No party can be mouthpiece of terror, PM Davutoglu says

Turkish Prime Minister and chairman of the Justice and Development (AK) Party Ahmet Davutoglu said Tuesday that no political party could be the mouthpiece of terror.

No party can be mouthpiece of terror, PM Davutoglu says

"The Peoples’ Democratic Party [HDP] is a party that dedicates itself to terror.
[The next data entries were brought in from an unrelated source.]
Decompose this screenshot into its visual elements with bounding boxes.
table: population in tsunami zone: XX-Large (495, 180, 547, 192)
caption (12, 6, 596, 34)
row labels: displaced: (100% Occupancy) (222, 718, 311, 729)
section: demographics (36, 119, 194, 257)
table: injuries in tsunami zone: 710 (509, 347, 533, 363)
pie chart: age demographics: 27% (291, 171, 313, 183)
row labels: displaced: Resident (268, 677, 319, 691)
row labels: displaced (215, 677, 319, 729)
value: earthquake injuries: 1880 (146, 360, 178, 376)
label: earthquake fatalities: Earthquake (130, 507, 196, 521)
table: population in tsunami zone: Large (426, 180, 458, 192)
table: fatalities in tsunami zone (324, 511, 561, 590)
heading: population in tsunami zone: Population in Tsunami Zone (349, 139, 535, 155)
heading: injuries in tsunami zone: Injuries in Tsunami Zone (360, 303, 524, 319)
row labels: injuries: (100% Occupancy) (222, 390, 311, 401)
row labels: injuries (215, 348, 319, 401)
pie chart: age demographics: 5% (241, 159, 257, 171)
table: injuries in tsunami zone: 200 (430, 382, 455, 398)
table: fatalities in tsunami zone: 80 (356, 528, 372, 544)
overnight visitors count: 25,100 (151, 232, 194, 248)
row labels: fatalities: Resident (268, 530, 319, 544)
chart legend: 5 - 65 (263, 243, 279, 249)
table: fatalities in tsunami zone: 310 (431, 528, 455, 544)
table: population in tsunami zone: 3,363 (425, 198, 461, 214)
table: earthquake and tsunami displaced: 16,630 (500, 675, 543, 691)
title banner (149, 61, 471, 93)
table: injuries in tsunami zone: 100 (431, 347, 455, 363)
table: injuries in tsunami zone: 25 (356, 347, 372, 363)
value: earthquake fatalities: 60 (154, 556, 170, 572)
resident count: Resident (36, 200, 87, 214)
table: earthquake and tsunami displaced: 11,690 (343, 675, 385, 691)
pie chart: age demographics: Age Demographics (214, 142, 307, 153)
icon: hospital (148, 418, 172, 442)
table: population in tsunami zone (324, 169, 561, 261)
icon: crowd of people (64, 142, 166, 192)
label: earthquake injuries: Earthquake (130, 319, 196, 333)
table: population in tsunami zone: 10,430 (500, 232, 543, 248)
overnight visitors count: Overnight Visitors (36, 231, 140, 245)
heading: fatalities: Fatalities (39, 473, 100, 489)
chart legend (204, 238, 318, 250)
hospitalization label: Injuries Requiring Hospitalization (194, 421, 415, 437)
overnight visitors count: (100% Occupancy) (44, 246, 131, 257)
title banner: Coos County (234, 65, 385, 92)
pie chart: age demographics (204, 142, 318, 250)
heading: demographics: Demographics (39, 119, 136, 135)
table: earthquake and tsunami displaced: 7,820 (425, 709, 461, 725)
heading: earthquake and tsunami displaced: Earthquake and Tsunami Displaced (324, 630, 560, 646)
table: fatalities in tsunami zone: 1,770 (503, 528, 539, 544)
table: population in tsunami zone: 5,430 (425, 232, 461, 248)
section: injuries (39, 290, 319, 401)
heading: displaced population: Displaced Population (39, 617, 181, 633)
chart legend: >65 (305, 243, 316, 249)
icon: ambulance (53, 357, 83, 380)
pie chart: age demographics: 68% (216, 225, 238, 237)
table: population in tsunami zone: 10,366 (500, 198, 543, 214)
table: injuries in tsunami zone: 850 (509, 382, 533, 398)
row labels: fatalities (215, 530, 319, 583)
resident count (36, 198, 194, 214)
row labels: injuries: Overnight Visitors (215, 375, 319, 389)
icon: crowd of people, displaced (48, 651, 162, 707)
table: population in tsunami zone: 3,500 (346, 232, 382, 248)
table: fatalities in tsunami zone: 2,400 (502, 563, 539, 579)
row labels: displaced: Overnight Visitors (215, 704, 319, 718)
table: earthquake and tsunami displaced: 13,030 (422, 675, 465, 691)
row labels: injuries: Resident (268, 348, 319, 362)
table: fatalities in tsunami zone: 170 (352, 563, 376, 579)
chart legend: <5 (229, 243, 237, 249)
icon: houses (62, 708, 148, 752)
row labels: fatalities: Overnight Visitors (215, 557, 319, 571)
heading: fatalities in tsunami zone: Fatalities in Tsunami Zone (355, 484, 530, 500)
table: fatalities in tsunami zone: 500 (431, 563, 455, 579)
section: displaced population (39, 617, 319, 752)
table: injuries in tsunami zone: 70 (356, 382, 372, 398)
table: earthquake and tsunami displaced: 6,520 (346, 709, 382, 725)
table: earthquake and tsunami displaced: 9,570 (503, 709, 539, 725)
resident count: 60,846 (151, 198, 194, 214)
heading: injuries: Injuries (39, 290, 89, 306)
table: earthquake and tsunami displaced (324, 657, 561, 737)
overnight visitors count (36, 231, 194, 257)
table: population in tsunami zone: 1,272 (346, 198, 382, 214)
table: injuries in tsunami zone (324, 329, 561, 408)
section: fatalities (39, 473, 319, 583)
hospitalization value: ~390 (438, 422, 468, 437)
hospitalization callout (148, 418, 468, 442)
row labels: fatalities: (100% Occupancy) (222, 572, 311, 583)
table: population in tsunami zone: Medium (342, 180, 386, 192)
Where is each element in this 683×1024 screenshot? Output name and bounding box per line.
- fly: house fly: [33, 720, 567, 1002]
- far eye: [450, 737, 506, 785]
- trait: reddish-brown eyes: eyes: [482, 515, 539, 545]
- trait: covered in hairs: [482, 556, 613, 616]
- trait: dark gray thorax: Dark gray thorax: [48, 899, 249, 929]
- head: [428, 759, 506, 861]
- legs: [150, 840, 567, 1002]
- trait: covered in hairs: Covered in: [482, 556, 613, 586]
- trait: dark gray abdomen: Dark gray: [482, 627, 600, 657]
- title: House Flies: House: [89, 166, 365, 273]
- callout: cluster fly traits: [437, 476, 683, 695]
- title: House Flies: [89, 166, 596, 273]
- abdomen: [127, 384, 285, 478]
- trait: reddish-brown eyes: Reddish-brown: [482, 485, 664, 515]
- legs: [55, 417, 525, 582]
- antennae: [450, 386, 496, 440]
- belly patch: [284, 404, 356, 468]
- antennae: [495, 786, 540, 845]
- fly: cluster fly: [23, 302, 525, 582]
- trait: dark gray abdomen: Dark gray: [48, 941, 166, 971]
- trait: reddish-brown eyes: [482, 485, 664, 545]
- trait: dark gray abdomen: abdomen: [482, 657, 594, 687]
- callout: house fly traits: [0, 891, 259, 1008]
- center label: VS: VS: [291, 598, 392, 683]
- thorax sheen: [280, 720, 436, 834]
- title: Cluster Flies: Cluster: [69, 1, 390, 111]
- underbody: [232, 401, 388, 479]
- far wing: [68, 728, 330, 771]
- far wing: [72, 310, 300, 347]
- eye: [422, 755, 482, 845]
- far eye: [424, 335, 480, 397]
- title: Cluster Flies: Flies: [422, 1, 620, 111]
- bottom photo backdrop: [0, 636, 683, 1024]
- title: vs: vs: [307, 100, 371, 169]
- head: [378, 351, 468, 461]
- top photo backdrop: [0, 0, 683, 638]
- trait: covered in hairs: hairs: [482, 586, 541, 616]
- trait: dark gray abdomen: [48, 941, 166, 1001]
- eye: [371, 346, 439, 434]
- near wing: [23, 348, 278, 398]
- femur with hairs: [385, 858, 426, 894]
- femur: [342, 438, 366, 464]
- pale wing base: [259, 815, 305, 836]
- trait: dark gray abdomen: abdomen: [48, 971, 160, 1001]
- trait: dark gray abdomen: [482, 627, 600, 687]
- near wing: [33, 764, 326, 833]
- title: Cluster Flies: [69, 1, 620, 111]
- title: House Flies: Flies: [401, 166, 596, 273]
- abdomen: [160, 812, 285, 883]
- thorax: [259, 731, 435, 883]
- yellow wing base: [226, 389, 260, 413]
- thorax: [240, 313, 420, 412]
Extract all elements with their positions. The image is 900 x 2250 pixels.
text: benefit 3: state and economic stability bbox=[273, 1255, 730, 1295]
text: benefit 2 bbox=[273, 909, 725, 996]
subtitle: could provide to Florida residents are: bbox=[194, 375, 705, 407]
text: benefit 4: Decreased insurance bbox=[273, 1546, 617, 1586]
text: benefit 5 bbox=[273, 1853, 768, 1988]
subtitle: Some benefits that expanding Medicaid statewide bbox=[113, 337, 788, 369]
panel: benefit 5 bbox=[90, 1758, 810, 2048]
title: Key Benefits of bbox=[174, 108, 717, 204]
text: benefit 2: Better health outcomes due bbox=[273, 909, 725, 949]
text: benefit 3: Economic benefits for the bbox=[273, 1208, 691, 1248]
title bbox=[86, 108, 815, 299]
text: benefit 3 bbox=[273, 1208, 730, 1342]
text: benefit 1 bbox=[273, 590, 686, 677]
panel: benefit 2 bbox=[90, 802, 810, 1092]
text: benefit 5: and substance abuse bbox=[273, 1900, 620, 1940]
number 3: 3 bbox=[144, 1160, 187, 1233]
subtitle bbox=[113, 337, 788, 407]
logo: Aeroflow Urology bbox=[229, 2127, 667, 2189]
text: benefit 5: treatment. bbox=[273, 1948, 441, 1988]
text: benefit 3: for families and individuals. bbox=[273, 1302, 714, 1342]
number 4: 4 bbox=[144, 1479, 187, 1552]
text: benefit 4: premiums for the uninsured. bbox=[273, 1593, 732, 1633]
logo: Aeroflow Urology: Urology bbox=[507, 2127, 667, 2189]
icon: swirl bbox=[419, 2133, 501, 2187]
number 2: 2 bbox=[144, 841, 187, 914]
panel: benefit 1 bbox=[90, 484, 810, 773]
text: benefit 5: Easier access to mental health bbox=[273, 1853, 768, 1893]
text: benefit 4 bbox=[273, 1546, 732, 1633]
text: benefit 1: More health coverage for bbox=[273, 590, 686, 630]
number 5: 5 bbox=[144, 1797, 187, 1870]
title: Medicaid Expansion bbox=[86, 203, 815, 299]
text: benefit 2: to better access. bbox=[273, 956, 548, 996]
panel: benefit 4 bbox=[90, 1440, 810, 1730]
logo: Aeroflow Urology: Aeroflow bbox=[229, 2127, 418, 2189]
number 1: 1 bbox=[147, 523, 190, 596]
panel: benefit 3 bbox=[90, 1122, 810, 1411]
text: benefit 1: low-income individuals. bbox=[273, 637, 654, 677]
We will never let the people's will be crushed under the will of terror barons," the ruling Justice and Development (AK) Party chairman said at a parliamentary meeting of party lawmakers in Ankara.

"No one can be the mouthpiece of a terrorist organization [the PKK] killing the people in Turkey, including children, behind the image of doing politics by using the parliament's privilege for deputies", Davutoglu added.

The HDP's co-chair Selahattin Demirtas said in his speech in southeastern province of Diyarbakir on Saturday that his party supported neither terror, terrorists nor war.

Early March, Davutoglu said, without explicitly naming him, that Demirtas was plotting against the country and collaborating with terrorists to "drag Turkey into chaos".

The PKK – also seen as a terrorist organization by the U.S. and the EU – resumed its 30-year armed campaign against the Turkish state in July 2015.

Since then, over 350 members of the security forces have been martyred and thousands of PKK terrorists killed in operations across Turkey and northern Iraq.

HDP co-chairs Selahattin Demirtas and Figen Yuksekdag and three other deputies have been threatened with having their parliamentary immunity revoked.

The move sprang from an investigation by the Diyarbakir chief public prosecutor into the speeches of the five deputies on an alleged "declaration of autonomy" during a December meeting of a group affiliated with the party in the southeastern province.

Prime Minister Ahmet Davutoglu had floated the idea of lifting the immunity of HDP parliamentarians due to the party’s alleged support for terrorism.

The Turkish government submitted the motion to lift HDP MPs' immunity on March 9.

The call to lift the deputies' immunity had the backing of the Nationalist Movement Party (MHP), while the Republican People’s Party (CHP) opposed it. The ruling Justice and Development (AK) Party supports it.

If the Parliamentary Commission approves the measure, the parliament will vote.

The motion to lift the HDP MPs' immunity requires an absolute majority, i.e. 276 votes.